The best place where as-of-right regulation works really well for design is in heritage contexts. In those situations you have very specific elements that are essential to the narrow character that you're trying to preserve and emulate. For example, you can make a nice metal-clad building, but it will never be appropriate in the context of a Victorian heritage district.
In theory, it's much easier to regulate design through discretionary processes. Now you have a group of people who can look not just at the elements in isolation, but in terms of how they work together and how they fit their surroundings. The problem with this is that it's slow.

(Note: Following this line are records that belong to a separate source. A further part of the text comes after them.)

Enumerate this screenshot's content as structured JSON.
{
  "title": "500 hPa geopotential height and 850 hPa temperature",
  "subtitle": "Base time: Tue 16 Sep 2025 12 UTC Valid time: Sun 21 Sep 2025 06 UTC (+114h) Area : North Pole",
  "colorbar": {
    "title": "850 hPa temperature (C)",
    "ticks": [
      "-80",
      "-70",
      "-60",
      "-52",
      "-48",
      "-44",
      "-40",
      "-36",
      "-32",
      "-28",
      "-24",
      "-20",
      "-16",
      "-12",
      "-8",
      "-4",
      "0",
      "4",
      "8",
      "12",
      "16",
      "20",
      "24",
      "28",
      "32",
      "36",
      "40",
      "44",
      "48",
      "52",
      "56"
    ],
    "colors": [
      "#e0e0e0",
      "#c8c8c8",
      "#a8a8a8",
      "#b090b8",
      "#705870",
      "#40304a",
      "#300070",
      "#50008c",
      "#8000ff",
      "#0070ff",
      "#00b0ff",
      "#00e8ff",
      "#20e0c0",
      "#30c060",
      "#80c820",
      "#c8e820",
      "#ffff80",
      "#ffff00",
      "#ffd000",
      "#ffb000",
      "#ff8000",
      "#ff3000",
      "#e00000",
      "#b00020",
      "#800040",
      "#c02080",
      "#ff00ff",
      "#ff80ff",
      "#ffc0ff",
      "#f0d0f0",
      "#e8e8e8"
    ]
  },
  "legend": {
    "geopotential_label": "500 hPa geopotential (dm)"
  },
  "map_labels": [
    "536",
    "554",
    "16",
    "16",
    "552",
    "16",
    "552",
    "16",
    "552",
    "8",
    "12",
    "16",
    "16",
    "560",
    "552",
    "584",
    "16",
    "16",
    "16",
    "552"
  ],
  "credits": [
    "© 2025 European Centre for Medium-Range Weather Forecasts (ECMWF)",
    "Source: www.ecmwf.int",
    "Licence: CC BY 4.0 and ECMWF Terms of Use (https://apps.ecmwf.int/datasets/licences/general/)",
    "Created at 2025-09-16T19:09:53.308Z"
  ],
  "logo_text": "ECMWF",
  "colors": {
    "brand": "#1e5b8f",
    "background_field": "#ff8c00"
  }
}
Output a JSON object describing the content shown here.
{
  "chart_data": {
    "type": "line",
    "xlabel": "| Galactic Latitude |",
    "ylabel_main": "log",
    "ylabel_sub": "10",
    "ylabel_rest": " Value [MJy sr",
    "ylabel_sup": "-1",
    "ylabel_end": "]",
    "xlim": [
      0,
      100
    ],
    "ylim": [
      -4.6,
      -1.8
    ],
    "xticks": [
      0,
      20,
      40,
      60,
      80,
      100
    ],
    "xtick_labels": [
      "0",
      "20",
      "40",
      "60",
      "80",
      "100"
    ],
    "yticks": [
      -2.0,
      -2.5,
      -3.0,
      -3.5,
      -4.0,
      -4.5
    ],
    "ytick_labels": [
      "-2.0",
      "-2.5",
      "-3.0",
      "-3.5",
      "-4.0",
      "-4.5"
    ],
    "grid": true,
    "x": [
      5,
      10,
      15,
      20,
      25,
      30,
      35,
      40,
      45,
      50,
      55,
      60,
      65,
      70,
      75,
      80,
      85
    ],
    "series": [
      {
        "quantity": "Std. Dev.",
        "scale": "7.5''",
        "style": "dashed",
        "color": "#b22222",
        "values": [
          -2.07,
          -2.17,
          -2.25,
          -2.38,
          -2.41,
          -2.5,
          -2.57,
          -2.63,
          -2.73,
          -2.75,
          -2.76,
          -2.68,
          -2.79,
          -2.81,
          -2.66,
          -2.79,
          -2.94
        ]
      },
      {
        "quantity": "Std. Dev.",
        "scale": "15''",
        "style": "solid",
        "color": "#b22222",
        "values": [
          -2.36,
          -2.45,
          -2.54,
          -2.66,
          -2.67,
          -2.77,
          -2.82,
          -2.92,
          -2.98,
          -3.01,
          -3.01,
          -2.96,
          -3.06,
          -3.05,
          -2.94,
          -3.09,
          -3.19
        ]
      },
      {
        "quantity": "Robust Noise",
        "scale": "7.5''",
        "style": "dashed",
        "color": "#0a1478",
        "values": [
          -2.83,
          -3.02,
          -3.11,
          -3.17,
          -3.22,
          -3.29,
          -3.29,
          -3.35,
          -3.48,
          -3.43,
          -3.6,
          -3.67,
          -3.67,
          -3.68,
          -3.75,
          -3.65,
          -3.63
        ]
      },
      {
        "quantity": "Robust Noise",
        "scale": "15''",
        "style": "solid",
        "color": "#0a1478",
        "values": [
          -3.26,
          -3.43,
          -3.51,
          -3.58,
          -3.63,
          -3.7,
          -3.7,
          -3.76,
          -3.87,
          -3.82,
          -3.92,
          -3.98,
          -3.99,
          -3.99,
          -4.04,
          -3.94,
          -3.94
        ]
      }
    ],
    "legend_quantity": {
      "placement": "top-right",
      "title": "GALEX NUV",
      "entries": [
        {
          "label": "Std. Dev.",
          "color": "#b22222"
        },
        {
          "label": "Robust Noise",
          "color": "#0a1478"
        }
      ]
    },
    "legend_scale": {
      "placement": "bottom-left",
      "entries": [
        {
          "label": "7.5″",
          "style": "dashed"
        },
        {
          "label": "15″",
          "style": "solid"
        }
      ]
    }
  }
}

It takes time to evaluate and it takes time to adjust designs to respond to comments and feedback. Also, there needs to be an appeal process, since we're a society that belives in checks-and-balances on decision makers. The end results is that you're looking at months, if not years, for an approval. That can be reasonable for big, important developments but it's simply untenanble when it comes to small-scale development.
So TL;DR:
- Regulate rigidly through as-of-right. Prevent a lot of good designs along with preventing bad.
- Regulate through a discretionary process, which takes way more time than is reasonable for a small building. Can you imagine the outcry (especially in this housing market) if it took months or years to get a permit for a simple building?
- Don't regulate taste. Yes, you'll get some bad stuff but you'll also get a lot of good.